Oh sinetron…
Alhamdulillah.. Ramadhan menjelang. Acara TV juga mulai marak dengan sinetron ala Ramadhan (tentu saja dengan versi penafsiran masing-masing). Tapi… memang penyakit sinetron Indonesia kali ya, dari dulu kala hubungan mertua-menantu yang ditayangkan amat sangat jarang sekali yang tampak akur. Minimal salah satunya ngga judes-judes amat sama yang lain.
Barusan duduk sebentar di sofa, ngga sengaja lihat TV yang memang sudah dinyalakan sejak tadi. Wala, adegannya amat mengagetkan daku. Ceritanya ibu si suami datang berkunjung, sudah malam memang, anaknyalah yang membukakan pintu. Lalu, sang istri datang menyusul, dan dengan judesnya dia bilang’ "Dateng kok malem-malem! Nanti ngga ada yang nganter pulang, lho!". Waktu si ibu bilang dia ingin menginap, disahut pula, "Barangnya dibawa masuk ya! Disini ngga ada pembantu!". Masya ALlah.. bibir ini sampai lupa mengatup saking terkesimanya. Rabbi.. moga-moga menantu (apalagi anak) seperti ini tidak ada di dunia nyata. Ngeri banget!

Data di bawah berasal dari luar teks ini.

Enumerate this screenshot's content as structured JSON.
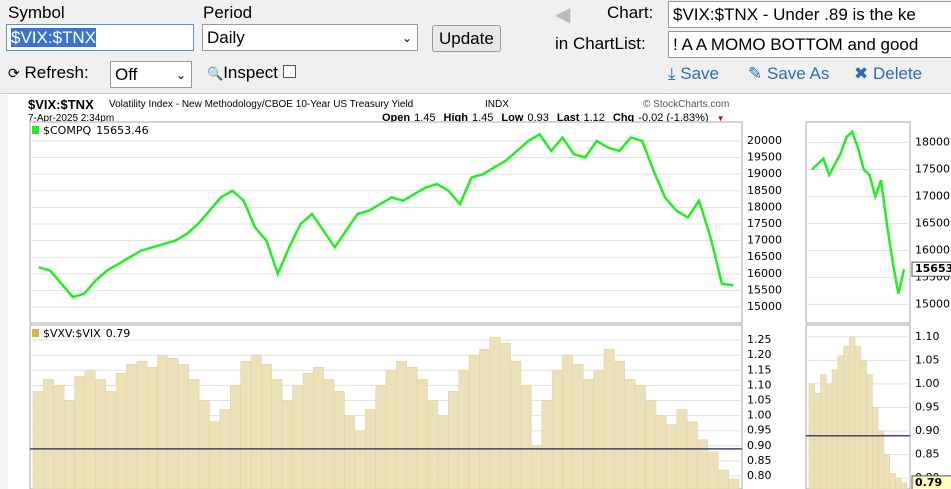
{
  "toolbar": {
    "symbol_label": "Symbol",
    "symbol_value": "$VIX:$TNX",
    "period_label": "Period",
    "period_value": "Daily",
    "update": "Update",
    "chart_label": "Chart:",
    "chart_value": "$VIX:$TNX - Under .89 is the ke",
    "chartlist_label": "in ChartList:",
    "chartlist_value": "! A A MOMO BOTTOM and good",
    "refresh_label": "Refresh:",
    "refresh_value": "Off",
    "inspect": "Inspect",
    "save": "Save",
    "save_as": "Save As",
    "delete": "Delete"
  },
  "header": {
    "title": "$VIX:$TNX",
    "subtitle": "Volatility Index - New Methodology/CBOE 10-Year US Treasury Yield",
    "exchange": "INDX",
    "brand": "© StockCharts.com",
    "date": "7-Apr-2025 2:34pm",
    "stats": [
      {
        "label": "Open",
        "value": "1.45"
      },
      {
        "label": "High",
        "value": "1.45"
      },
      {
        "label": "Low",
        "value": "0.93"
      },
      {
        "label": "Last",
        "value": "1.12"
      },
      {
        "label": "Chg",
        "value": "-0.02 (-1.83%)"
      }
    ]
  },
  "chart_data": [
    {
      "type": "line",
      "name": "$COMPQ",
      "legend_value": "15653.46",
      "color": "#22ee22",
      "ylim": [
        14520,
        20570
      ],
      "yticks": [
        15000,
        15500,
        16000,
        16500,
        17000,
        17500,
        18000,
        18500,
        19000,
        19500,
        20000
      ],
      "values": [
        16200,
        16100,
        15700,
        15300,
        15400,
        15800,
        16100,
        16300,
        16500,
        16700,
        16800,
        16900,
        17000,
        17200,
        17500,
        17900,
        18300,
        18500,
        18200,
        17400,
        17000,
        16000,
        16800,
        17500,
        17800,
        17300,
        16800,
        17300,
        17800,
        17900,
        18100,
        18300,
        18200,
        18400,
        18600,
        18700,
        18500,
        18100,
        18900,
        19000,
        19200,
        19400,
        19700,
        20000,
        20200,
        19700,
        20100,
        19600,
        19500,
        20000,
        19800,
        19700,
        20100,
        20000,
        19100,
        18300,
        17900,
        17700,
        18200,
        17100,
        15700,
        15653
      ]
    },
    {
      "type": "bar",
      "name": "$VXV:$VIX",
      "legend_value": "0.79",
      "color": "#ebe0b8",
      "ylim": [
        0.757,
        1.3
      ],
      "reference_line": 0.89,
      "reference_color": "#44446a",
      "yticks": [
        {
          "value": 0.8,
          "label": "0.80"
        },
        {
          "value": 0.85,
          "label": "0.85"
        },
        {
          "value": 0.9,
          "label": "0.90"
        },
        {
          "value": 0.95,
          "label": "0.95"
        },
        {
          "value": 1.0,
          "label": "1.00"
        },
        {
          "value": 1.05,
          "label": "1.05"
        },
        {
          "value": 1.1,
          "label": "1.10"
        },
        {
          "value": 1.15,
          "label": "1.15"
        },
        {
          "value": 1.2,
          "label": "1.20"
        },
        {
          "value": 1.25,
          "label": "1.25"
        }
      ],
      "values": [
        1.08,
        1.12,
        1.1,
        1.05,
        1.13,
        1.15,
        1.12,
        1.08,
        1.14,
        1.17,
        1.18,
        1.16,
        1.2,
        1.19,
        1.17,
        1.12,
        1.05,
        0.98,
        1.02,
        1.1,
        1.18,
        1.2,
        1.17,
        1.12,
        1.05,
        1.1,
        1.14,
        1.16,
        1.12,
        1.08,
        1.0,
        0.95,
        1.02,
        1.1,
        1.15,
        1.18,
        1.16,
        1.12,
        1.05,
        1.0,
        1.08,
        1.15,
        1.2,
        1.22,
        1.26,
        1.24,
        1.18,
        1.1,
        0.9,
        1.05,
        1.15,
        1.2,
        1.17,
        1.12,
        1.15,
        1.22,
        1.18,
        1.12,
        1.1,
        1.05,
        1.0,
        0.97,
        1.02,
        0.98,
        0.92,
        0.88,
        0.82,
        0.79
      ]
    },
    {
      "type": "line",
      "color": "#22ee22",
      "last_label": "15653.",
      "ylim": [
        14656,
        18380
      ],
      "yticks": [
        15000,
        15500,
        16000,
        16500,
        17000,
        17500,
        18000
      ],
      "values": [
        17500,
        17600,
        17700,
        17400,
        17600,
        17800,
        18100,
        18200,
        17900,
        17500,
        17400,
        17000,
        17300,
        16500,
        15800,
        15200,
        15653
      ]
    },
    {
      "type": "bar",
      "color": "#ebe0b8",
      "last_label": "0.79",
      "ylim": [
        0.777,
        1.125
      ],
      "reference_line": 0.89,
      "reference_color": "#44446a",
      "yticks": [
        {
          "value": 0.8,
          "label": "0.80"
        },
        {
          "value": 0.85,
          "label": "0.85"
        },
        {
          "value": 0.9,
          "label": "0.90"
        },
        {
          "value": 0.95,
          "label": "0.95"
        },
        {
          "value": 1.0,
          "label": "1.00"
        },
        {
          "value": 1.05,
          "label": "1.05"
        },
        {
          "value": 1.1,
          "label": "1.10"
        }
      ],
      "values": [
        1.0,
        0.98,
        1.02,
        1.0,
        1.03,
        1.06,
        1.08,
        1.1,
        1.08,
        1.05,
        1.02,
        0.95,
        0.9,
        0.85,
        0.81,
        0.8,
        0.79
      ]
    }
  ]
}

"Trus kenapa dengan sinetron kaya gini? Ngga usah ditonton aja kan, tutup perkara". Lha iya sih kalo hanya untuk saya pribadi. Masalahnya, sinetron macam ini ternyata berpengaruh juga pada (calon) ibu mertua sayah! Dulu (sekali.. hehe.. 3 tahun yang lalu lah), ibu ragu-ragu waktu anaknya yang ganteng (ehm..) mengatakan ingin menikah, bertambah pula keraguannya manakala tahu calon menantunya samasekali tidak ‘Jawa’ (blas!). Menurut cerita kakanda, ibu khawatir sosok menantunya kelak seperti yang dilihat di TV-TV. Subhanallah… aku sampai terpana…
Budaya Jakarta ‘mendidik’ku agar tidak mudah percaya dengan apa yang dilihat dan didengar, terutama dari mahluk bernama sinetron. Jadi adegan sinetron mau dibuat jumpalitan sedemikian rupa sehingga terkesan nyata, aku tetep bertanya, "Apa iya manusia kaya gitu beneran ada? Kok begitu sempurna baik/jahatnya sampai-sampai seolah tak ada warna abu-abu di dunia".
Tapi… Karena begitulah adanya, aku jadi berpikir dua kali tentang sinetron. Bahwa tidak semua orang secuek aku di dunia ini, terutama orang-orang baik di luar ‘asuhan’ Jakarta seperti ibu mertua saya ("suwun Bu… sungguh Ibu baik sekali, sampai saya lebih dimanja oleh Ibu daripada oleh Mamah"). Toh, ketika pertama kali bertemu (semoga sampai sekarang dan seterusnya), ternyata (calon) menantunya ini samasekali beda dengan mahluk yang ada di TV (jadi, kekhawatirannya tidak terbukti, begitu…). Buktinya, saya amat disayang Papah & Ibu karena saya adalah satu-satunya anak perempuan mereka kini. Dan kalau saya sedang ‘mudik’ ke Solo bareng kakanda, bisa dipastikan kalau kesejahteraan saya lebih mereka perhatikan daripada kesejahteraan anak sulungnya hehehehe……
Sungguh tak pernah terlintas di pikiran dan hatiku, akan tega memperlakukan Ibu (dan Papah) seperti rupa di sinetron itu. Na’udzu billaahi min dzaalika! Mereka adalah orang tua dari seseorang yang saya kasihi! Dan mereka adalah orang tua saya juga. Dan dalam Islam pun tak ada istilah ‘mertua’ kecuali pada bahasan fiqih.
Mungkin itu karena orang tua kami adalah tipe seribu satu alias satu dalam seribu. "Langka!", begitu komentar Mamah tentang Papah & Ibu yang baik dan sabar. Barangkali Mamah pikir menantu macam aku ini terlalu bandel untuk mendapat karunia keberuntungan punya mertua yang menyenangkan. Kakanda bilang, "Mamah juga langka". Ahhh… betapa beruntungnya kami punya orang tua yang tidak seperti di sinetron.. Duuuhhh, sinetron Indonesiaku…. Semoga ke’jahat’an dalam dirimu tak nyata di dunia ini.